Suddenly, in the late 80’s with the arrival of molecular biological techniques, work on rhodopsin greatly expanded. Numerous membrane proteins interacting with trimeric G-proteins were isolated and found to be structurally related to rhodopsin. The decades of work on rhodopsin’s primary structure and the details of the visual cycle became the model for the action of the adrenergic receptors, and then dopamine, cannabinoid, substance P, and literally hundreds of other receptors, even the mating type receptors of chlamydomonas. It became obvious that rhodopsin belonged to a huge and ancient family adapted freely by evolution to conduct the business of sensing the physical and chemical environment and transducing the information usefully to the cell and the organism. Paul’s group conducted comparative studies of sequences of widely divergent rhodopsins, including Florida alligators and ants! He, of course, went out on the hunt. You can well imagine the satisfaction that swept over his friends when the discovery that rhodopsin mutations initiate autosomal dominant retinitis pigmentosa was announced at ARVO in 1989 by Drs. Ted Dryja and Eliot Berson and their colleagues. Paul’s model was up on the screen and the P23H mutation was identified. Now over 70 different mutations and polymorphisms have been identified in human rhodopsin and the clinical-molecular correlation is still a lively subject for clinicians and scientists. So his work was brought to the ophthalmology clinic. 

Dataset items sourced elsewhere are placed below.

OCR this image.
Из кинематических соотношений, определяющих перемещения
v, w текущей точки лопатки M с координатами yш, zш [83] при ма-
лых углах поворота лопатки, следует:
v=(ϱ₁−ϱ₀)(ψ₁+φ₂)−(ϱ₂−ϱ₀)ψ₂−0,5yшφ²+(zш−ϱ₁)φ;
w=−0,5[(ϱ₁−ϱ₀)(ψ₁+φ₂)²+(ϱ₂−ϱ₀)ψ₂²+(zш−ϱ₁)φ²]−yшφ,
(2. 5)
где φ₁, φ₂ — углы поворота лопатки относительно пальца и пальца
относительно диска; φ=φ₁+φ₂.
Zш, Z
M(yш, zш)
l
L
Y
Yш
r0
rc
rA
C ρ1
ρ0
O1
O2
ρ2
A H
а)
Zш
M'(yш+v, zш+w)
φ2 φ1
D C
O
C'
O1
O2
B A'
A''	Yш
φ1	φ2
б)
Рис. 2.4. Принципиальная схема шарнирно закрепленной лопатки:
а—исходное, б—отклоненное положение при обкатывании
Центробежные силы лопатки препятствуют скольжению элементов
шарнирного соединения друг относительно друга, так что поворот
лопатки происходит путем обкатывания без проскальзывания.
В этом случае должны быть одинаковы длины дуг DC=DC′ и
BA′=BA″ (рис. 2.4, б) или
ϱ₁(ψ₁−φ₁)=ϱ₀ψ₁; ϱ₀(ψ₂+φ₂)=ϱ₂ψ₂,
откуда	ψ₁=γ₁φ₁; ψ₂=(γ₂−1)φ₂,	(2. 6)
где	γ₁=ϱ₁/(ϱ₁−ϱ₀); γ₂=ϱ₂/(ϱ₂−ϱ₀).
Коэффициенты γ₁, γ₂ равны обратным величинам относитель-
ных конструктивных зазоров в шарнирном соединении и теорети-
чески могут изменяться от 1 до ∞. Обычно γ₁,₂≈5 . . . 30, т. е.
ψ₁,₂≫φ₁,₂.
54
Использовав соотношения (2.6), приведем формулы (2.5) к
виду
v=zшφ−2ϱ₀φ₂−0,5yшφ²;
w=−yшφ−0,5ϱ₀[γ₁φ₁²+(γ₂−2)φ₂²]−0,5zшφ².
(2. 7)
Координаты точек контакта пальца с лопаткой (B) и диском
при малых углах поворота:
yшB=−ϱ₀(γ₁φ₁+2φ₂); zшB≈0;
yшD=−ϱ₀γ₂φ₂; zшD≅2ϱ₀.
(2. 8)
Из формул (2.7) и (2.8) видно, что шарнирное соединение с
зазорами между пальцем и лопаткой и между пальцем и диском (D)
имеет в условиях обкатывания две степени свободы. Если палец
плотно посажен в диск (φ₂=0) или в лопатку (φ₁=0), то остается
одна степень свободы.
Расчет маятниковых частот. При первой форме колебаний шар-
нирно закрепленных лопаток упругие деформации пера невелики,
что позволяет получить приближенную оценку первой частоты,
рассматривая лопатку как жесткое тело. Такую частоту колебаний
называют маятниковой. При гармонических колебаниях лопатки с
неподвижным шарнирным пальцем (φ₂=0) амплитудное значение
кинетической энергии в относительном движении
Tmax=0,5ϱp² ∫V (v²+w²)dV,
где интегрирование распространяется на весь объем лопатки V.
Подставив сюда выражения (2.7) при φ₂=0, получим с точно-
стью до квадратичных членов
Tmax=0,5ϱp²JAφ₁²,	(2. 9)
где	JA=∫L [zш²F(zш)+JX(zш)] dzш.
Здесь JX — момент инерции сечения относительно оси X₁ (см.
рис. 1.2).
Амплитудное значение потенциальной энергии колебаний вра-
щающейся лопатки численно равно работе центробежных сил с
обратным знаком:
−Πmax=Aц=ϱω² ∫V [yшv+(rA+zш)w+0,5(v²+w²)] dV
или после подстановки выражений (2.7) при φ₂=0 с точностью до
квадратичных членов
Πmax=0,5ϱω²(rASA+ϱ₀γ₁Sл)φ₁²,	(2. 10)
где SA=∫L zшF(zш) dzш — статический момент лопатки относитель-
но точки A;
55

In addition to all this outstanding laboratory effort, Paul has served the vision community as a Biochemistry Section chairman of ARVO, a member and Chair of the VisA2 Visual Disorders Study Section and as an organizer of FASEB conferences and numerous international symposia. He has edited several volumes of papers on vision. A loyal faculty member, he has not shirked academic responsibility, taking his turn chairing his department at SIU, serving on search committees and Directing the Core Facility for Vision Research at Gainesville. His loyalty and accomplishments have not gone unnoticed. He came to Gainesville as a Jules and Doris Stein Research to Prevent Blindness Professor and in 1990 was named the Francis N. Bullard Professor and Eminent Scholar of Ophthalmology and Biochemistry. They also conferred numerous awards for his achievements in research, the latest, the University of Florida Superior Accomplishment Award this year. He has been continuously supported by NIH awards since first establishing his independent laboratory at SIU. 

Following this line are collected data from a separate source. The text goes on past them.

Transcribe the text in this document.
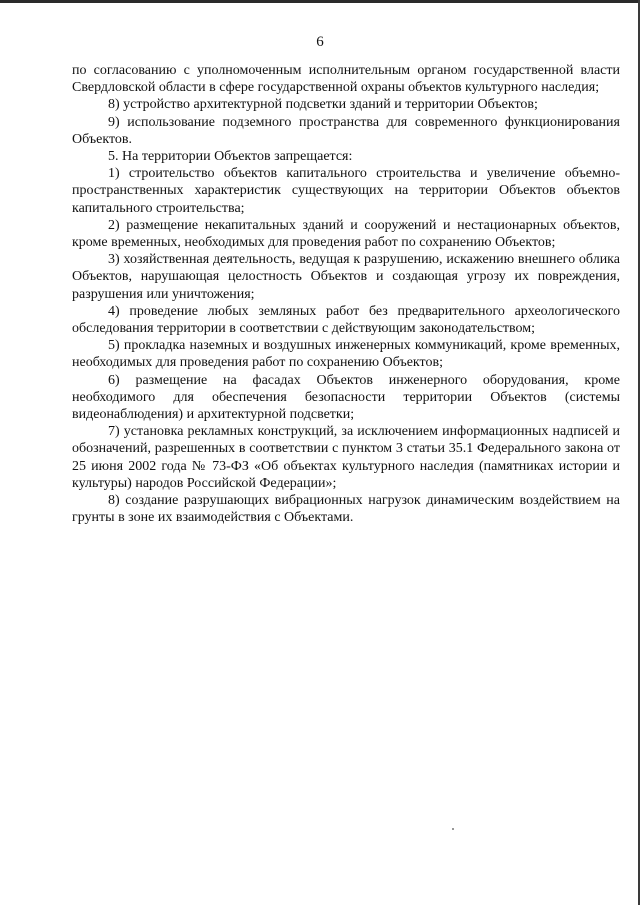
6

по согласованию с уполномоченным исполнительным органом государственной власти Свердловской области в сфере государственной охраны объектов культурного наследия;

8) устройство архитектурной подсветки зданий и территории Объектов;

9) использование подземного пространства для современного функционирования Объектов.

5. На территории Объектов запрещается:

1) строительство объектов капитального строительства и увеличение объемно-пространственных характеристик существующих на территории Объектов объектов капитального строительства;

2) размещение некапитальных зданий и сооружений и нестационарных объектов, кроме временных, необходимых для проведения работ по сохранению Объектов;

3) хозяйственная деятельность, ведущая к разрушению, искажению внешнего облика Объектов, нарушающая целостность Объектов и создающая угрозу их повреждения, разрушения или уничтожения;

4) проведение любых земляных работ без предварительного археологического обследования территории в соответствии с действующим законодательством;

5) прокладка наземных и воздушных инженерных коммуникаций, кроме временных, необходимых для проведения работ по сохранению Объектов;

6) размещение на фасадах Объектов инженерного оборудования, кроме необходимого для обеспечения безопасности территории Объектов (системы видеонаблюдения) и архитектурной подсветки;

7) установка рекламных конструкций, за исключением информационных надписей и обозначений, разрешенных в соответствии с пунктом 3 статьи 35.1 Федерального закона от 25 июня 2002 года № 73-ФЗ «Об объектах культурного наследия (памятниках истории и культуры) народов Российской Федерации»;

8) создание разрушающих вибрационных нагрузок динамическим воздействием на грунты в зоне их взаимодействия с Объектами.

Now, Paul is back in airplanes and pounding the roads again–for both personal and scientific reasons. He’s off to Cambridge, England to work with the Shertler group to determine the three-dimensional shape of rhodopsin. Like all fine marathon runners, steep slopes are seen simply as nature’s way to test you and determine what sort of finisher you really are. Luckily for us, Paul has more races to run. We can look confidently forward to him arriving at the scientific finish line, on time, looking ahead with anticipation to the next race.